[AFRIQUE / KENYA] Airtel Money vise 10 milliards de dollars à Londres : le mobile money africain entre dans la cour des grandes bourses

Airtel Money annonce une IPO à Londres valorisée à ~10 milliards USD : 56,5 M de clients, 245 Mds$ de transactions annualisées, levée de 1-2 Mds$. Un test décisif pour les fintechs africaines et la City.

Airtel Money, la branche de paiements mobiles d'Airtel Africa, a annoncé le 23 juillet 2026 son intention de s'introduire en bourse à Londres avec une valorisation cible d'environ 10 milliards de dollars.
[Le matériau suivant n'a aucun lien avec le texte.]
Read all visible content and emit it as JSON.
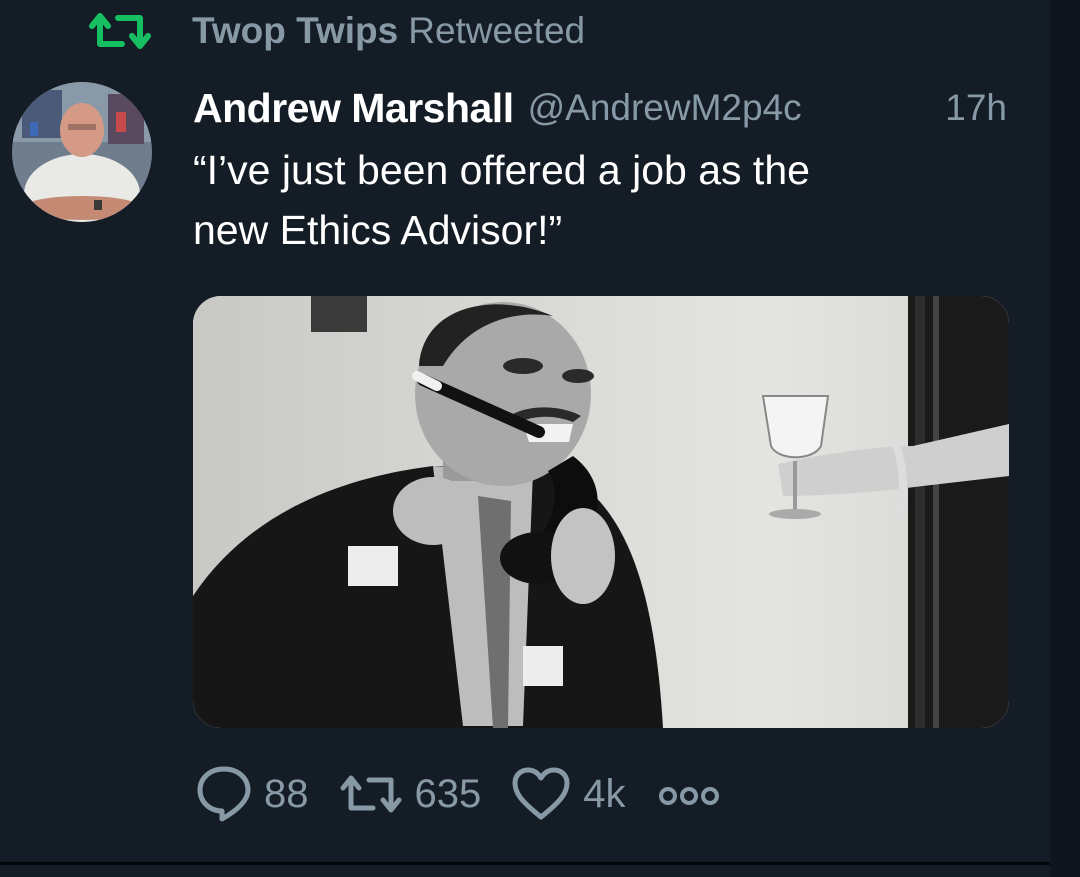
{
  "retweet_context": {
    "user": "Twop Twips",
    "label": "Retweeted",
    "icon": "retweet-icon"
  },
  "tweet": {
    "author_name": "Andrew Marshall",
    "author_handle": "@AndrewM2p4c",
    "time": "17h",
    "text_line1": "“I’ve just been offered a job as the",
    "text_line2": "new Ethics Advisor!”",
    "avatar": "avatar-photo",
    "media": "black-and-white-photo-man-on-telephone"
  },
  "actions": {
    "reply_count": "88",
    "retweet_count": "635",
    "like_count": "4k",
    "reply_icon": "reply-icon",
    "retweet_icon": "retweet-icon",
    "like_icon": "heart-icon",
    "more_icon": "more-icon"
  },
  "colors": {
    "background": "#141d26",
    "secondary_text": "#8899a6",
    "retweet_green": "#17bf63",
    "text": "#ffffff"
  }
}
Un signal fort pour l'ensemble du secteur fintech africain — et un test décisif pour la City.

Des chiffres qui parlent d'eux-mêmes

Avec 56,5 millions de clients actifs répartis dans 14 marchés africains et un volume de transactions annualisé de 245 milliards de dollars, Airtel Money s'est imposée comme l'une des plateformes de paiement mobile les plus importantes du continent. Au dernier trimestre, la division a généré 404 millions de dollars de revenus, représentant 22 % du chiffre d'affaires total du groupe Airtel Africa.
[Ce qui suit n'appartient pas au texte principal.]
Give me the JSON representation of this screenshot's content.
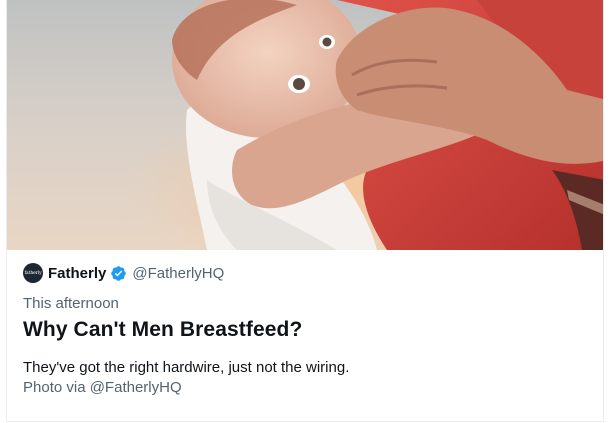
{
  "card": {
    "image": {
      "alt_icon": "photo-baby-being-held"
    },
    "author": {
      "avatar_text": "fatherly",
      "name": "Fatherly",
      "verified_icon": "verified-badge-icon",
      "handle": "@FatherlyHQ"
    },
    "time": "This afternoon",
    "headline": "Why Can't Men Breastfeed?",
    "description": "They've got the right hardwire, just not the wiring.",
    "photo_credit": "Photo via @FatherlyHQ"
  },
  "colors": {
    "verified": "#1d9bf0",
    "text_primary": "#0f1419",
    "text_secondary": "#536471",
    "border": "#e6ecf0"
  }
}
La levée envisagée se situe entre 1 et 2 milliards de dollars, avec Citigroup en coordinateur principal. L'opération devrait intervenir au second semestre 2026, après un premier report annoncé en mai.

Pourquoi Londres plutôt qu'une bourse africaine ?

Le choix de la London Stock Exchange (LSE) n'est pas anodin. Airtel Africa est déjà cotée à Londres et à Lagos, et la direction considère que seule une grande place occidentale peut offrir la liquidité nécessaire pour attirer les investisseurs institutionnels mondiaux. Ce pari est aussi celui de la crédibilité : plusieurs analystes de TechCabal soulignent qu'un succès à la LSE « démontrerait que les marchés occidentaux peuvent financer des success stories de croissance africaines ».

Le secteur du mobile money représente déjà 1 400 milliards de dollars de volume annuel en Afrique. Airtel Money en capte moins de 20 %, mais sa base d'abonnés double sur des marchés clés comme l'Ouganda, la Zambie et Madagascar, où Airtel opère.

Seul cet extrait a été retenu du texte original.